À ce moment, l’administrateur fit un bond et poussa une exclamation qui fit sursauter Rimski :
– C’est ça ! Je me rappelle ! À Pouchkino, on vient d’ouvrir une tchébouretchnaïa qui s’appelle « Yalta » ! Tout est clair ! Il est allé là-bas, il s’est soûlé, et maintenant il nous envoie des télégrammes !

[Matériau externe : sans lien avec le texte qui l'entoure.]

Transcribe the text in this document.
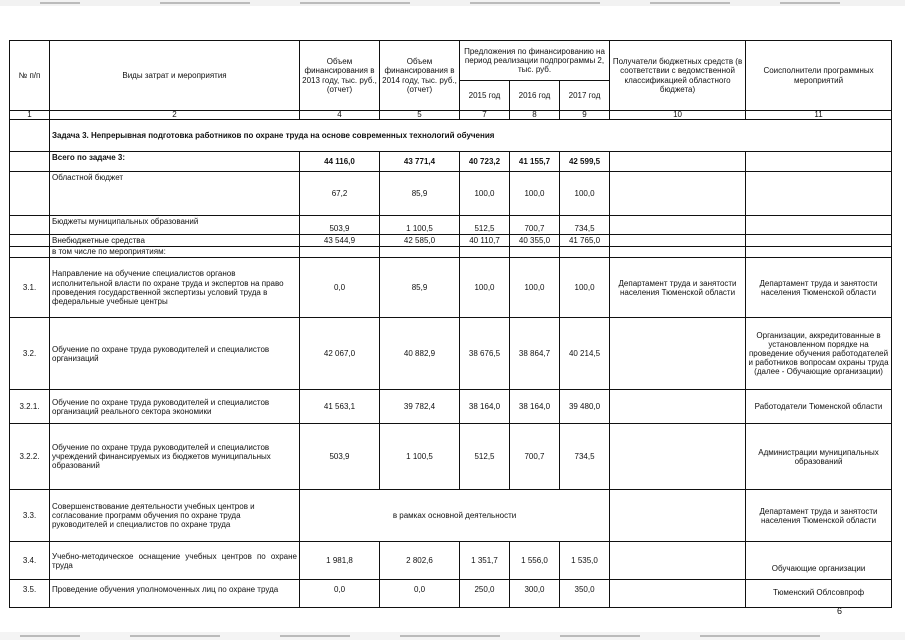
№ п/п	Виды затрат и мероприятия	Объем финансирования в 2013 году, тыс. руб., (отчет)	Объем финансирования в 2014 году, тыс. руб., (отчет)	Предложения по финансированию на период реализации подпрограммы 2, тыс. руб.			Получатели бюджетных средств (в соответствии с ведомственной классификацией областного бюджета)	Соисполнители программных мероприятий
				2015 год	2016 год	2017 год		
1	2	4	5	7	8	9	10	11
	Задача 3. Непрерывная подготовка работников по охране труда на основе современных технологий обучения							
	Всего по задаче 3:	44 116,0	43 771,4	40 723,2	41 155,7	42 599,5		
	Областной бюджет	67,2	85,9	100,0	100,0	100,0		
	Бюджеты муниципальных образований	503,9	1 100,5	512,5	700,7	734,5		
	Внебюджетные средства	43 544,9	42 585,0	40 110,7	40 355,0	41 765,0		
	в том числе по мероприятиям:							
3.1.	Направление на обучение специалистов органов исполнительной власти по охране труда и экспертов на право проведения государственной экспертизы условий труда в федеральные учебные центры	0,0	85,9	100,0	100,0	100,0	Департамент труда и занятости населения Тюменской области	Департамент труда и занятости населения Тюменской области
3.2.	Обучение по охране труда руководителей и специалистов организаций	42 067,0	40 882,9	38 676,5	38 864,7	40 214,5		Организации, аккредитованные в установленном порядке на проведение обучения работодателей и работников вопросам охраны труда (далее - Обучающие организации)
3.2.1.	Обучение по охране труда руководителей и специалистов организаций реального сектора экономики	41 563,1	39 782,4	38 164,0	38 164,0	39 480,0		Работодатели Тюменской области
3.2.2.	Обучение по охране труда руководителей и специалистов учреждений финансируемых из бюджетов муниципальных образований	503,9	1 100,5	512,5	700,7	734,5		Администрации муниципальных образований
3.3.	Совершенствование деятельности учебных центров и согласование программ обучения по охране труда руководителей и специалистов по охране труда	в рамках основной деятельности						Департамент труда и занятости населения Тюменской области
3.4.	Учебно-методическое оснащение учебных центров по охране труда	1 981,8	2 802,6	1 351,7	1 556,0	1 535,0		Обучающие организации
3.5.	Проведение обучения уполномоченных лиц по охране труда	0,0	0,0	250,0	300,0	350,0		Тюменский Облсовпроф
6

– Ça, c’est trop fort ! répondit Rimski, dont les joues tremblaient et dont les yeux brûlaient véritablement d’une terrible colère. Mais je t’assure que cette promenade lui coûtera cher !… (Soudain, il resta court, puis ajouta d’un on hésitant :) Mais… et la police ?…
– Sottises ! C’est encore un de ses tours ! trancha l’expansif administrateur, puis il demanda : Et l’enveloppe, je la porte quand même ?
– Absolument, répondit Rimski.
Et la porte s’ouvrit : c’était encore elle… « Elle ! » pensa Rimski avec une angoisse inexplicable. Et tous deux se levèrent pour accueillir l’employée des postes.
Cette fois, le télégramme disait :
MERCI POUR CONFIRMATION ENVOYER URGENCE CINQ CENTS ROUBLES BUREAU POLICE PRENDS AVION DEMAIN POUR MOSCOU LIKHODIEÏEV.
– Il est complètement fou, dit faiblement Varienoukha.
Rimski, faisant teinter ses clefs, ouvrit le coffre-fort, y prit de l’argent, compta cinq cents roubles, sonna, donna l’argent à un garçon de courses et l’envoya au central télégraphique.